Starring Renee Zellweger as the titular star, Judy follows the final years of Hollywood icon Judy Garland as she performs tireless in an effort to regain custody of her children. Set thirty years “The Wizard of Oz,” Garland arrives in London to perform nightly sold-out shows at the Talk of the Town nightclub. While there, she reminisces with friends and fans by night and battles her own personal demons by day.
Directed by Rupert Goold (True Story), Judyis both a loving tribute and unapologetic look at Judy Garland’s journey as a fading star near the end of her life. Visually, the film is simple yet effective. Lighting remains brightest during flashback sequences when her career is at its peak yet become more intimidating in the present, as Garland’s life continues to decline. What’s more, rather than attempt to entertain the audience using quick cuts, Goold often leaves the camera unflinchingly fixated upon the face of his star, allowing Judy to be the story (as opposed to the editing). In doing so, Goold wisely allows Zellweger to take centre stage and she absolutely shines as Garland. In one of the year’s best performances, Zellweger presents the aging star with a complex mix of ferocious self-destruction and tender grace. During live concerts, Zellweger shows Garland in her element and bursts off the screen with all the energy that one would expect from a Hollywood icon. Yet, when the lights dim, she begins to fold in on herself emotionally, collapsing under the weight of the expectations of others.
Though Judy focuses its lens on Garland’s journey, the film is also a scathing examination of celebrity culture. Although her motivation to perform stems from her desire to regain her children, Garland maintains a love-hate relationship with the spotlight. Known the world over for her singing voice, she has also found that the very act of getting on stage has become increasingly difficult for her. Whereas she has taken on the role of star willingly, she now fully understands the cost of the limelight. Despite the fact that she is beloved and held in reverence by millions, Judy has lost all sense of herself at the hands of the expectations of others. Bright lights bleed off the screen, giving her fame an ominous feel at the hands of the public. (Interestingly, however, while she’s onstage, stage lights resume their former brilliance, suggesting that Garland is still in her glory in front of her fans.)

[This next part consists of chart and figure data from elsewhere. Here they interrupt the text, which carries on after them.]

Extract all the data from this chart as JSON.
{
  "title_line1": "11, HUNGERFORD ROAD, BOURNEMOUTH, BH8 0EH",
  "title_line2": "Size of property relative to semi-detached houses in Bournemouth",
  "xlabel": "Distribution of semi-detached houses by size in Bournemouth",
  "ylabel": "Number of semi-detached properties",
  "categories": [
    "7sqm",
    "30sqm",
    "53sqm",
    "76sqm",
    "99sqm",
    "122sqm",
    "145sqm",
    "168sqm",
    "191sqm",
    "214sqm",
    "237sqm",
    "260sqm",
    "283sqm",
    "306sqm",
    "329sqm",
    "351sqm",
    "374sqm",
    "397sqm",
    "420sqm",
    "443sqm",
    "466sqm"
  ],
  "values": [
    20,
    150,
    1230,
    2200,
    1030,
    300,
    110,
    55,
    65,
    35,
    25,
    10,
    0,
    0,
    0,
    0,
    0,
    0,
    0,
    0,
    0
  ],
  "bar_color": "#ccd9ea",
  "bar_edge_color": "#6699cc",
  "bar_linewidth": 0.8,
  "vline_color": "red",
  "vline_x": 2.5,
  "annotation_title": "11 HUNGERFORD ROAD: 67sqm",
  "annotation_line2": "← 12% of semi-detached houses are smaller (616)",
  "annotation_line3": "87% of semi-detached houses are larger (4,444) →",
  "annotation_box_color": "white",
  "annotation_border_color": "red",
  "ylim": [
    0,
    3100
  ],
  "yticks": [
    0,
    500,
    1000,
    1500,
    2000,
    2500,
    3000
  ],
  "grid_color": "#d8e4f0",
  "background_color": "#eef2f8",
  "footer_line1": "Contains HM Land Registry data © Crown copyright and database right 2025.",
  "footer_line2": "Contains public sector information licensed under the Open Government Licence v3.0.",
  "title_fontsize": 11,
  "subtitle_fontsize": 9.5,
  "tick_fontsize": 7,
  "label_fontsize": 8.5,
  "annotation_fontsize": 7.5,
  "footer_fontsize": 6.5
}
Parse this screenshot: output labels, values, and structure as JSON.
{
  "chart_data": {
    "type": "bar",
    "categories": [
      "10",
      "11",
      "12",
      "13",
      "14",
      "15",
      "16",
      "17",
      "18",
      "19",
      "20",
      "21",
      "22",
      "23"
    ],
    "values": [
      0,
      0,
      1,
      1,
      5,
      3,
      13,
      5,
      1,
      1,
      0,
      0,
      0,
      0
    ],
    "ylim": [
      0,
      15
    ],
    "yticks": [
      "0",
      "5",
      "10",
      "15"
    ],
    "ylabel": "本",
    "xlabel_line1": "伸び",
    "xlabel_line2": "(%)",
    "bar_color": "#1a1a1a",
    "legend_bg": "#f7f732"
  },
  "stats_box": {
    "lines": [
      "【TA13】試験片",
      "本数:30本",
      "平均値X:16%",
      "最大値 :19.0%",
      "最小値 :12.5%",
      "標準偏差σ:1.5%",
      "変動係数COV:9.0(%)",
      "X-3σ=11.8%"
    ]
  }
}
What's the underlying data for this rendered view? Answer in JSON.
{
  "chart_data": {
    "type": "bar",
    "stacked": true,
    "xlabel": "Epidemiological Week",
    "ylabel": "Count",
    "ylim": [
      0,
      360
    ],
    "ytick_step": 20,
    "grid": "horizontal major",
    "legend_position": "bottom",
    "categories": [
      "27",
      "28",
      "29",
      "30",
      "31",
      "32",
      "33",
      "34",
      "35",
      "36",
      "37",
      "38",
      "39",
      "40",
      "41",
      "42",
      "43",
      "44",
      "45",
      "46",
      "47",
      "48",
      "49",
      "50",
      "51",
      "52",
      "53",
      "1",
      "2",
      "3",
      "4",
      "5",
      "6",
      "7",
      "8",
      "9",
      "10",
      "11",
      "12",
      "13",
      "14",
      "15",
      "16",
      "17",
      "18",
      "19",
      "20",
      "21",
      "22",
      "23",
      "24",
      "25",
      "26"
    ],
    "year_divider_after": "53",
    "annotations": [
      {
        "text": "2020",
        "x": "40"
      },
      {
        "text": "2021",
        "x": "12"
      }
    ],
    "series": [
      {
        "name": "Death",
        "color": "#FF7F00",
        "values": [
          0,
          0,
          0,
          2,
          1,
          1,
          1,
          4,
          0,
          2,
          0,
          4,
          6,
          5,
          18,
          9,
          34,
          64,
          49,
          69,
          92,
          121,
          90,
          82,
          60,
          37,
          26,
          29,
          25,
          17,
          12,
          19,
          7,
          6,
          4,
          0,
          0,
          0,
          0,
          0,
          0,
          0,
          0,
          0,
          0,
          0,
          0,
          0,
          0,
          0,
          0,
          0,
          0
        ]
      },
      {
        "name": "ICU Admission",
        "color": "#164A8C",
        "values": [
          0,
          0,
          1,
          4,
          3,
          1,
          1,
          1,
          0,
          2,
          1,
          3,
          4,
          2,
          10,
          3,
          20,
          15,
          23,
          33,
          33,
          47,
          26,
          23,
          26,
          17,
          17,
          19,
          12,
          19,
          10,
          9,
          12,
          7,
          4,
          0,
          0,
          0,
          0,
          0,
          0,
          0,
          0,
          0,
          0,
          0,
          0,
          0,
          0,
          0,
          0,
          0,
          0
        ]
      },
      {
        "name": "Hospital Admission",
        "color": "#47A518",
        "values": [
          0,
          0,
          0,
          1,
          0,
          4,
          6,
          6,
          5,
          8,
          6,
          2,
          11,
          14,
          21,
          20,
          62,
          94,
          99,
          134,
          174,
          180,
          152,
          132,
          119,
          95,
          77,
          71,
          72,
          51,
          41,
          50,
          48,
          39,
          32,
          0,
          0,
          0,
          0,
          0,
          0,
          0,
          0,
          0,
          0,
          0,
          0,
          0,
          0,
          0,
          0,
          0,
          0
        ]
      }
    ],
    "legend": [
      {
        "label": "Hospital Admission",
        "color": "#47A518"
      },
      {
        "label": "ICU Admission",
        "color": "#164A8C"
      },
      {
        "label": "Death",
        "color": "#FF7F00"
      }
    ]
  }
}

However, Garland’s regrets aren’t simply due to her own personal malaise or lack of gratitude. By juxtaposing Garland’s teen years in the midst of the Hollywood studio system with her breakdown later in life, Judy reveals the direct impact that abusive leadership can have on childhood psyches. Forced not to eat in order to keep her figure slim and crushed by the expectations of the studio, Garland’s childlike innocence is slowly taken away as she is prevented from experiencing the joys of her youth. As a result, the elder Garland understandably displays an obsession with the approval of others as she grapples with the painful effects of child exploitation.
Whereas the opportunity to play Dorothy Gale once provided her with her own personal yellow brick road to fame, Garland now finds herself spiritually lost somewhere over the rainbow. In other words, having literally gained the whole world, Garland has lost her soul at the hands of those in power and it has left its mark on her. While fans selfishly cry out for her to meet their expectations, Garland struggles to even get out of bed in the morning due to crippling depression. Drowning herself in alcohol and drugs, Garland yearns to have someone drawn to her as a human being, as opposed to her celebrity status. Broken by her past, there’s a piece missing to her soul underneath the glittering lights of fame. Even as her soul aches for closeness, she must always be ready to perform when the curtain calls.
Painting his subject with a sympathetic brush, Goold neither condemns the fading actress nor entirely excuses her behaviour. Instead, Judy recognizes that the soul of the artist is just as valuable as that of others… and just as easily damaged.
Judy opens in theatres on Friday, September 27th, 2019.